The Manhattan is a cocktail that is not for the faint of heart, which makes it a perfect tribute to the city it’s named for. It’s a drink that predates Prohibition (and survived!) and will continue long into the future, so long as today’s mixologists continue to explore ways to tinker with the sophisticated classic. Modern iterations of the cocktail involve experimenting with everything from the addition of liqueurs, combining different kinds of vermouth and whiskey in the same glass— and even mezcal infusions, contributing to the cocktail renaissance that we’ve found ourselves happily flung into. But for our purposes, let’s stick to the Manhattan’s roots.
The Manhattan was invented in the 1880s, or thereabouts, in either the Manhattan Club or the Manhattan Cafe, though the Club’s claim seems to be the most agreed upon location. There is even a theory that Winston Churchill’s mother had a hand in its creation but authorities on the subject dismiss that as a possibility (she was pregnant and in England at the time.) At the time of its creation it was composed of equal parts whiskey and sweet vermouth with a dash of orange bitters, but somewhere in the 1930’s bartenders settled into a 2-1-2 (whiskey, vermouth, bitters) ratio and added a Maraschino cherry as a garnish. Thus, the Manhattan as we know it was born.
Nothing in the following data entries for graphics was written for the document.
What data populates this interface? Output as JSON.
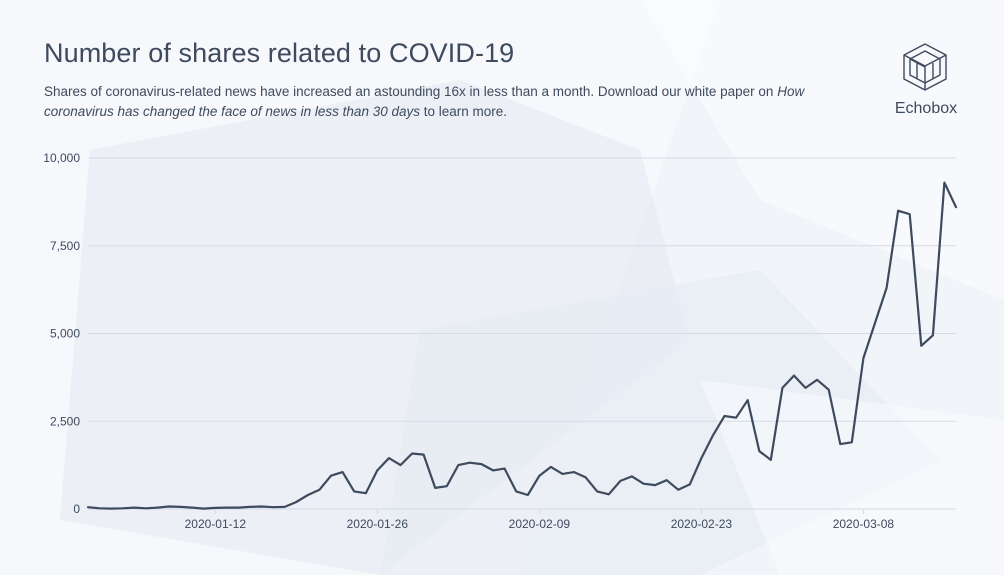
{
  "header": {
    "title": "Number of shares related to COVID-19",
    "subtitle_part1": "Shares of coronavirus-related news have increased an astounding 16x in less than a month. Download our white paper on ",
    "subtitle_emphasis": "How coronavirus has changed the face of news in less than 30 days",
    "subtitle_part2": " to learn more."
  },
  "brand": {
    "name": "Echobox",
    "logo_icon": "cube-logo-icon",
    "color": "#3e4a5e"
  },
  "colors": {
    "line": "#3e4a5e",
    "gridline": "#d5dbe5",
    "axis_text": "#3e4a5e",
    "background": "#f1f4f9"
  },
  "chart_data": {
    "type": "line",
    "title": "Number of shares related to COVID-19",
    "xlabel": "",
    "ylabel": "",
    "ylim": [
      0,
      10000
    ],
    "yticks": [
      0,
      2500,
      5000,
      7500,
      10000
    ],
    "ytick_labels": [
      "0",
      "2,500",
      "5,000",
      "7,500",
      "10,000"
    ],
    "xlim": [
      "2020-01-01",
      "2020-03-16"
    ],
    "xticks": [
      "2020-01-12",
      "2020-01-26",
      "2020-02-09",
      "2020-02-23",
      "2020-03-08"
    ],
    "xtick_labels": [
      "2020-01-12",
      "2020-01-26",
      "2020-02-09",
      "2020-02-23",
      "2020-03-08"
    ],
    "grid": "horizontal",
    "legend": "none",
    "series": [
      {
        "x": [
          "2020-01-01",
          "2020-01-02",
          "2020-01-03",
          "2020-01-04",
          "2020-01-05",
          "2020-01-06",
          "2020-01-07",
          "2020-01-08",
          "2020-01-09",
          "2020-01-10",
          "2020-01-11",
          "2020-01-12",
          "2020-01-13",
          "2020-01-14",
          "2020-01-15",
          "2020-01-16",
          "2020-01-17",
          "2020-01-18",
          "2020-01-19",
          "2020-01-20",
          "2020-01-21",
          "2020-01-22",
          "2020-01-23",
          "2020-01-24",
          "2020-01-25",
          "2020-01-26",
          "2020-01-27",
          "2020-01-28",
          "2020-01-29",
          "2020-01-30",
          "2020-01-31",
          "2020-02-01",
          "2020-02-02",
          "2020-02-03",
          "2020-02-04",
          "2020-02-05",
          "2020-02-06",
          "2020-02-07",
          "2020-02-08",
          "2020-02-09",
          "2020-02-10",
          "2020-02-11",
          "2020-02-12",
          "2020-02-13",
          "2020-02-14",
          "2020-02-15",
          "2020-02-16",
          "2020-02-17",
          "2020-02-18",
          "2020-02-19",
          "2020-02-20",
          "2020-02-21",
          "2020-02-22",
          "2020-02-23",
          "2020-02-24",
          "2020-02-25",
          "2020-02-26",
          "2020-02-27",
          "2020-02-28",
          "2020-02-29",
          "2020-03-01",
          "2020-03-02",
          "2020-03-03",
          "2020-03-04",
          "2020-03-05",
          "2020-03-06",
          "2020-03-07",
          "2020-03-08",
          "2020-03-09",
          "2020-03-10",
          "2020-03-11",
          "2020-03-12",
          "2020-03-13",
          "2020-03-14",
          "2020-03-15",
          "2020-03-16"
        ],
        "values": [
          50,
          20,
          10,
          20,
          40,
          20,
          40,
          70,
          60,
          40,
          10,
          30,
          40,
          40,
          60,
          70,
          50,
          60,
          200,
          400,
          550,
          950,
          1050,
          500,
          450,
          1100,
          1450,
          1250,
          1580,
          1550,
          600,
          650,
          1250,
          1320,
          1280,
          1100,
          1150,
          500,
          400,
          950,
          1200,
          1000,
          1050,
          900,
          500,
          420,
          800,
          930,
          720,
          680,
          820,
          550,
          700,
          1450,
          2100,
          2650,
          2600,
          3100,
          1650,
          1400,
          3450,
          3800,
          3450,
          3680,
          3400,
          1850,
          1900,
          4300,
          5300,
          6300,
          8500,
          8400,
          4650,
          4950,
          9300,
          8600
        ]
      }
    ]
  }
}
The nature of the drink is largely dependent on the components of it. Like all classic cocktails, the simplicity of the recipe demands the highest quality ingredients, so choose carefully. For a lighter whiskey go with a lighter vermouth. If you want something heavy and robust, pick a vermouth to match. They have to play well with each other. The type of vermouth you use is also important. Traditionally, the Manhattan is made with a sweet (usually Italian) vermouth, but if you want a ‘dry Manhattan’ choose a dry vermouth. Unlike the Martini, dry in the case of a Manhattan does not mean less vermouth but simply switching out the type. A ‘perfect’ Manhattan (like a perfect Martini) is equal parts sweet and dry vermouth, but whatever you choose to go for, the goal is to obtain a happy marriage of flavor. There is nothing more sinful than a poorly balanced Manhattan, and that involves not only the quality of the ingredients but the weight of the vermouth or the intensity of whiskey as well. It’s best to try a few combinations to see what you like.
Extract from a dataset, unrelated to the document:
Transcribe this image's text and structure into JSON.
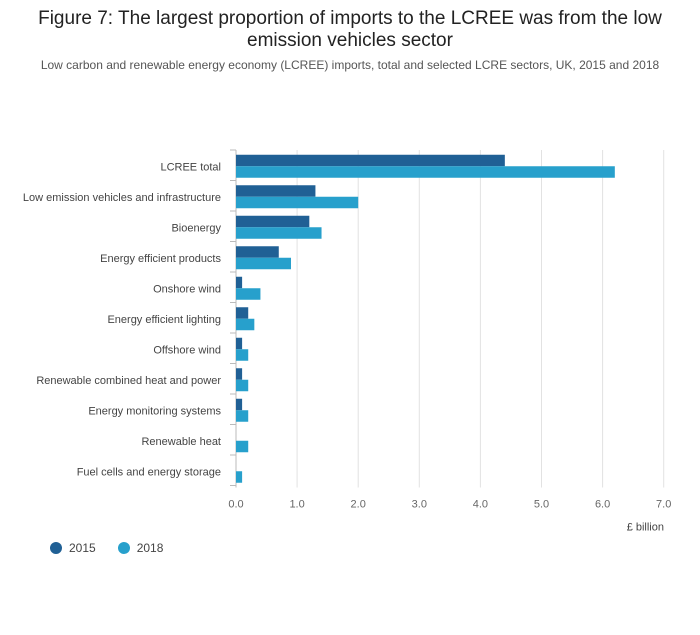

Most people think the older a spirit is the better it is for these purposes, but that’s not necessarily true. Most experts say that just because a spirit is older, the mix of what goes in (or the ‘mash’, which well get to in a minute) will often be completely different than a younger bottle of the same type. The composition of the mash is essential, as striking the right balance of flavor is the groundwork of any good whiskey. Different grains will achieve a different profile in each composition, or ‘mash bill.’
This means what grain the whiskey is made from. The traditional whiskey for a Manhattan is rye, though most bar-goers opt for bourbon for its softer, more approachable flavor. Rye is significantly spicier, and since it has a cleaner, more ‘cereal’-like taste, it pairs well with the herbal notes of vermouth. Rye whiskey must be made with at least 51% rye and paired with malted barley or other grains. Bourbon is made primarily with corn, hence the smoother, sweeter flavor profile. The more corn present in a mash, the sweeter the spirit will be and more ‘rounded’ the spirit will taste (corn will also yield a higher alcohol content.)
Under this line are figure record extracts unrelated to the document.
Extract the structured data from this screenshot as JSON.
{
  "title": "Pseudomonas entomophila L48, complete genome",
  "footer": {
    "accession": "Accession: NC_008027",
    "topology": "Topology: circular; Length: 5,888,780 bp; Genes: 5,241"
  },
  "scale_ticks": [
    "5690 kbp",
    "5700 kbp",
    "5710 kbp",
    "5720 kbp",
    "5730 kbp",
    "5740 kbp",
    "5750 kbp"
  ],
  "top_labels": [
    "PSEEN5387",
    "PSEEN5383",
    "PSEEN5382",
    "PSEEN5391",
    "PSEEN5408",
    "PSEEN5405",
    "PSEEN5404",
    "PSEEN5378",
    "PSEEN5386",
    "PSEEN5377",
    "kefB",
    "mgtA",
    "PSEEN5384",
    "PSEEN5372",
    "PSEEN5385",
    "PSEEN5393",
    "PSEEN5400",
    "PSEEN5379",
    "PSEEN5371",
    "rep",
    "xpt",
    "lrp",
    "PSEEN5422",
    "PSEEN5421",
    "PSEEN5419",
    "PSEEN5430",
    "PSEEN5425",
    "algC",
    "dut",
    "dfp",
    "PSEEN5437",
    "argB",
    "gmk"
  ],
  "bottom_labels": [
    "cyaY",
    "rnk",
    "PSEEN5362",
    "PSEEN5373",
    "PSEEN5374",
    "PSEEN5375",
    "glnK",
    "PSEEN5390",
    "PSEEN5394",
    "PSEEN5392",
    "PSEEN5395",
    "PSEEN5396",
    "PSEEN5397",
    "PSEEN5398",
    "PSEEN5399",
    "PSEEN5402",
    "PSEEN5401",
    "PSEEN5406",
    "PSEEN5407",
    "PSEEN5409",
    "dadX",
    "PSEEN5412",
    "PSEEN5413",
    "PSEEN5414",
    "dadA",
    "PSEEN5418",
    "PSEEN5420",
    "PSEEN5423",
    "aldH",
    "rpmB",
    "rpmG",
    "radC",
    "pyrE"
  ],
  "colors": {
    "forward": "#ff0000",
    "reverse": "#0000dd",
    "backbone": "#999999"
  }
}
The wood of the barrel the spirit is aged in and the method of ageing are also significant factors, but we won’t get into that. Let’s get to drinking!
Assembling a Manhattan is simple:
Take your ingredients and pour them into a mixing glass over cracked ice. Stir 30-50 times to ensure all components are blended smoothly together— but never shake. Shaking will make the Manhattan foamy and not how it’s meant to be served. (How gauche.)
Strain into a chilled glass and garnish with a Maraschino cherry, a slice of orange peel, or both! It’s important that your glass be thoroughly chilled since the Manhattan is meant to be served as cold as possible (sounds like a New Yorker, eh?) We recommend about 30 minutes in the freezer.
For cherries, try to go with the real thing. We’re not talking the bright red cherries that usually top your ice cream sundaes. The best cherries come drenched in a rich, dark, maraschino liqueur, like Luxardo Maraschino Cherries.
Pro tip: If you choose to go dry, opt for lemon peel over the cherry or orange as the sharper flavors will clash with their sweetness.